Super Space Computing = Chess Tourney

 

I’m impressed.  Really impressed.  I think this calls for the first space-based human vs. computer chess tournament. Any takers? Check out what our fine computer scientists and mechanical engineers at Los Alamost National Laboratory are cooking up for us: 

Los Alamos National Laboratory has announced funding of a new space payload which dramatically increases on-orbit computational capabilities. The project is jointly sponsored by the National Nuclear Security Administration’s (NNSA) Office of Nonproliferation Research and Development (NA-22), and the U.S. Department of Defense.

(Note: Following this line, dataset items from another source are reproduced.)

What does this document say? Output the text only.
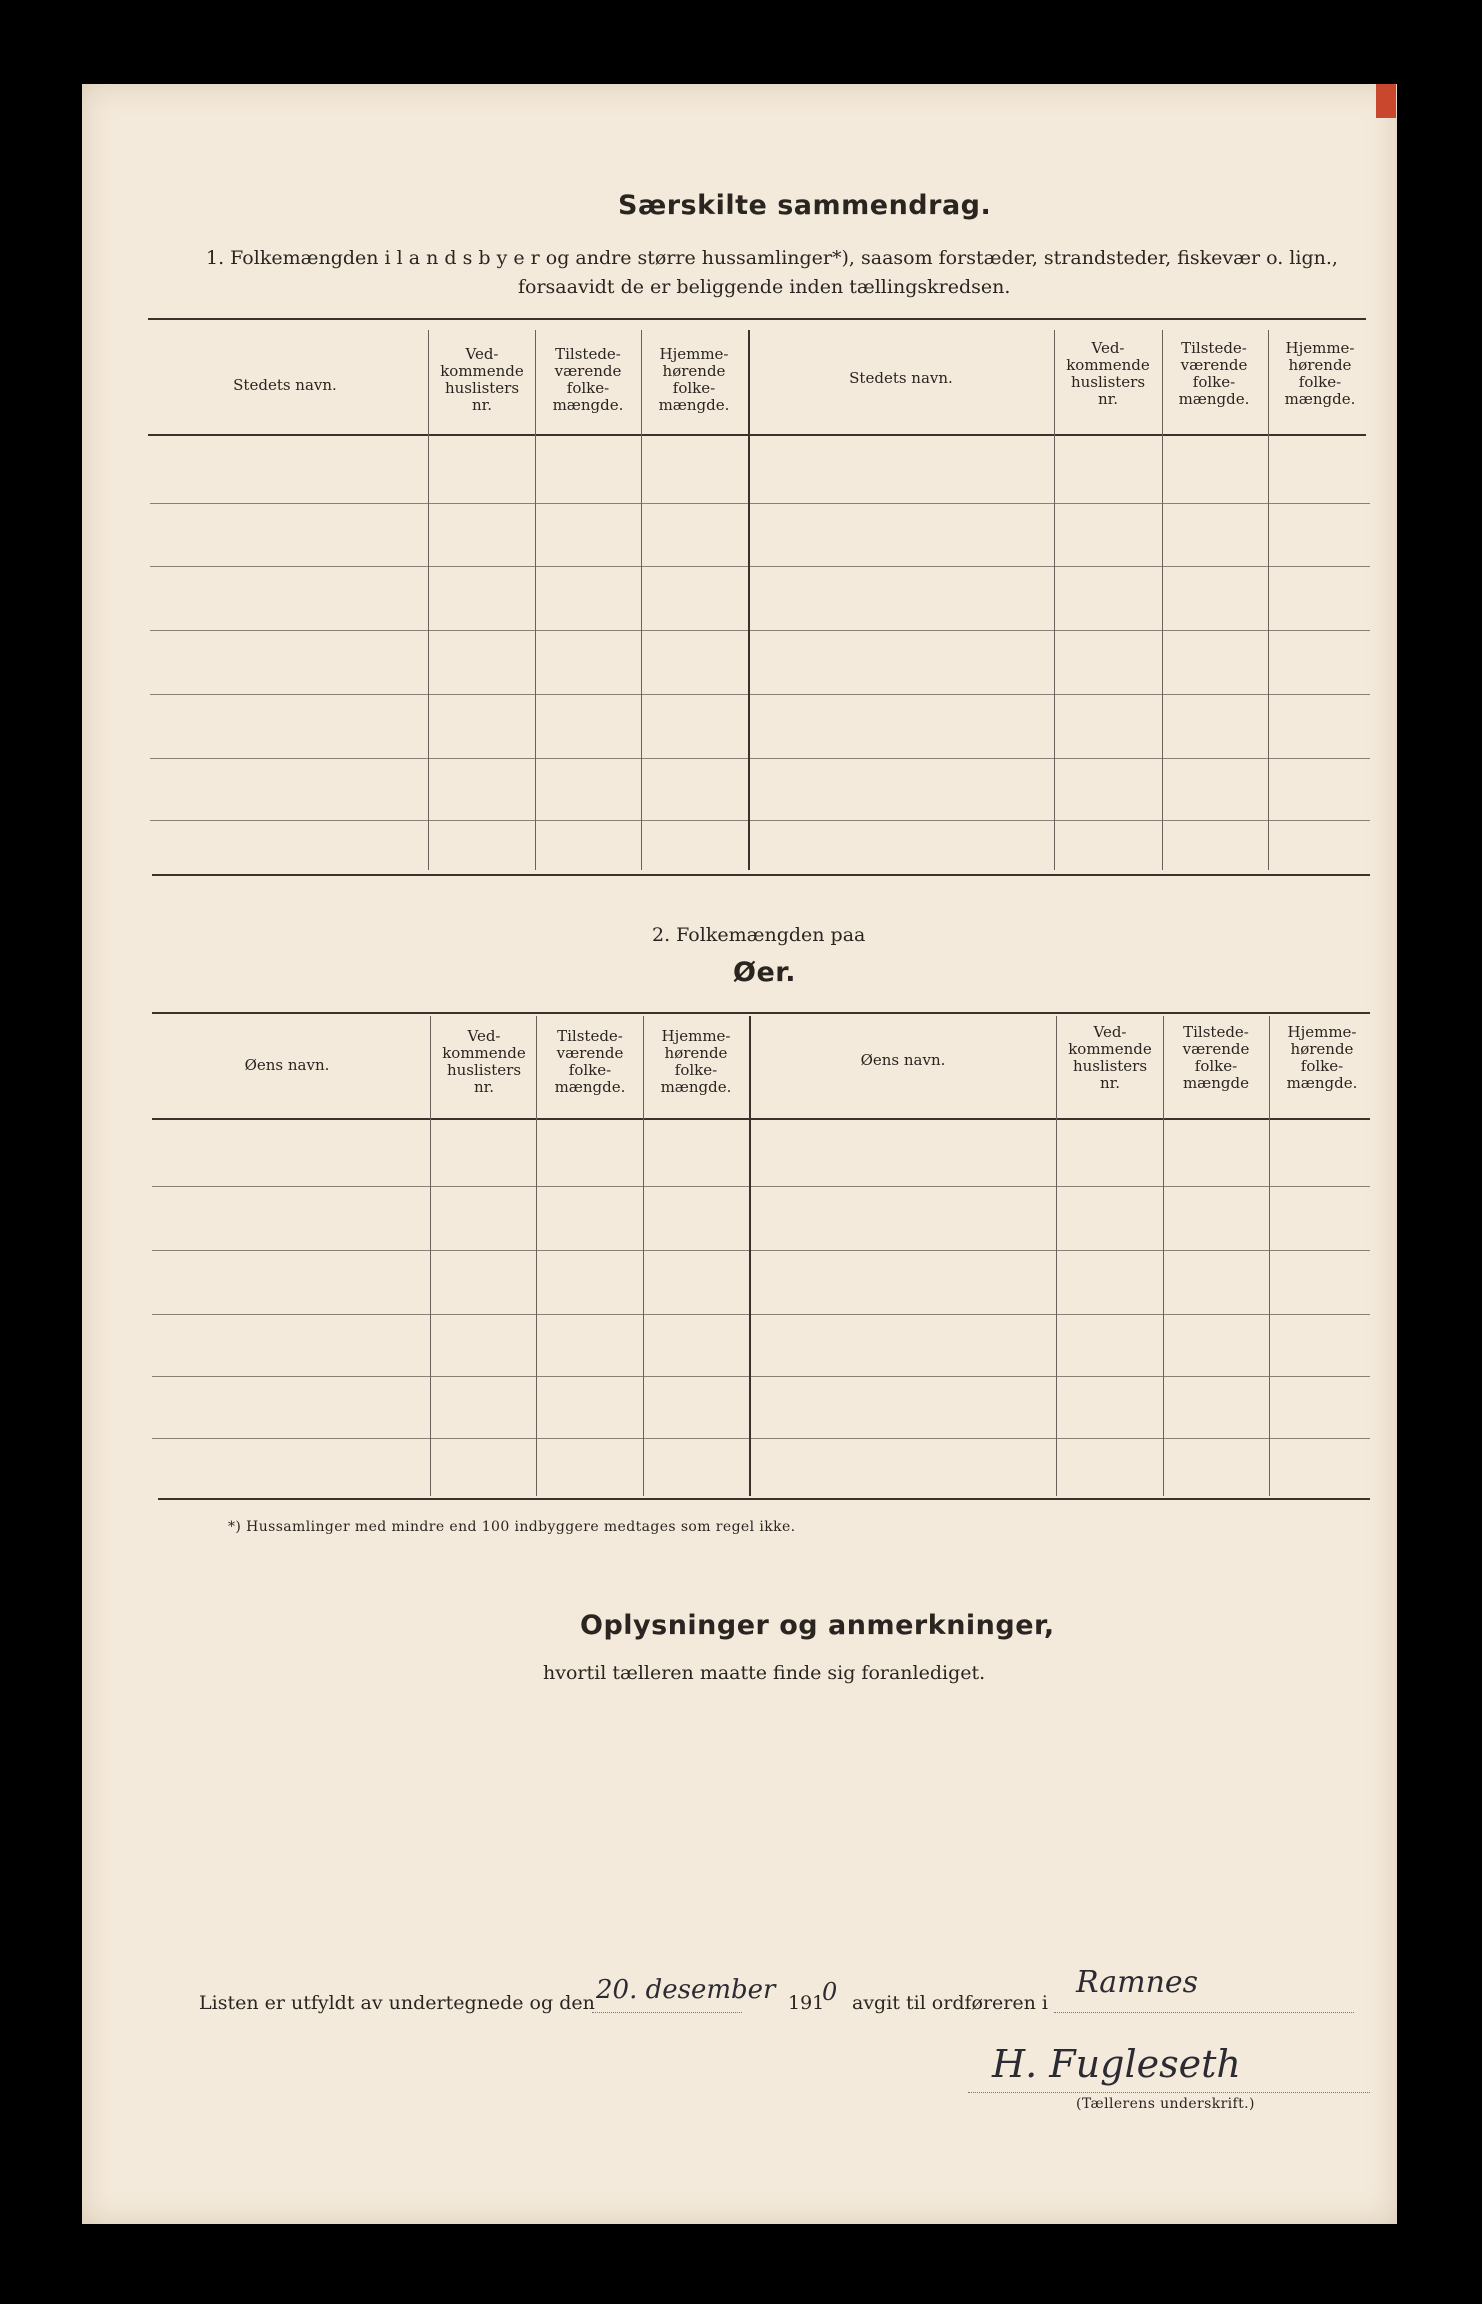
Særskilte sammendrag.
1. Folkemængden i l a n d s b y e r og andre større hussamlinger*), saasom forstæder, strandsteder, fiskevær o. lign.,
forsaavidt de er beliggende inden tællingskredsen.
Stedets navn.
Ved-kommende huslisters nr.
Tilstede-værende folke-mængde.
Hjemme-hørende folke-mængde.
Stedets navn.
Ved-kommende huslisters nr.
Tilstede-værende folke-mængde.
Hjemme-hørende folke-mængde.
2. Folkemængden paa
Øer.
Øens navn.
Ved-kommende huslisters nr.
Tilstede-værende folke-mængde.
Hjemme-hørende folke-mængde.
Øens navn.
Ved-kommende huslisters nr.
Tilstede-værende folke-mængde
Hjemme-hørende folke-mængde.
*) Hussamlinger med mindre end 100 indbyggere medtages som regel ikke.
Oplysninger og anmerkninger,
hvortil tælleren maatte finde sig foranlediget.
Listen er utfyldt av undertegnede og den 20. desember 191
0 avgit til ordføreren i
Ramnes
H. Fugleseth
(Tællerens underskrift.)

The experimental payload will demonstrate and validate technologies offering more than 1,000 Giga Operations-per-second (GOps) processing capability for Software-Defined Radio (SDR) functions in space. SDR is a technology of interest to the military to support tactical communications and to commercial television and radio broadcasting. The payload computer’s signal-processing capability of 1,000 GOps is approximately the same as supercomputers of the last decade, which occupied 50,000 cubic feet and used 50 kW of power. This new payload, by contrast, is designed to weigh 40 pounds and consume only 80 watts, a performance which is enabled by state-of-the-art, 90-nanometer Virtex-4 silicon-chip technology from Xilinx, Inc.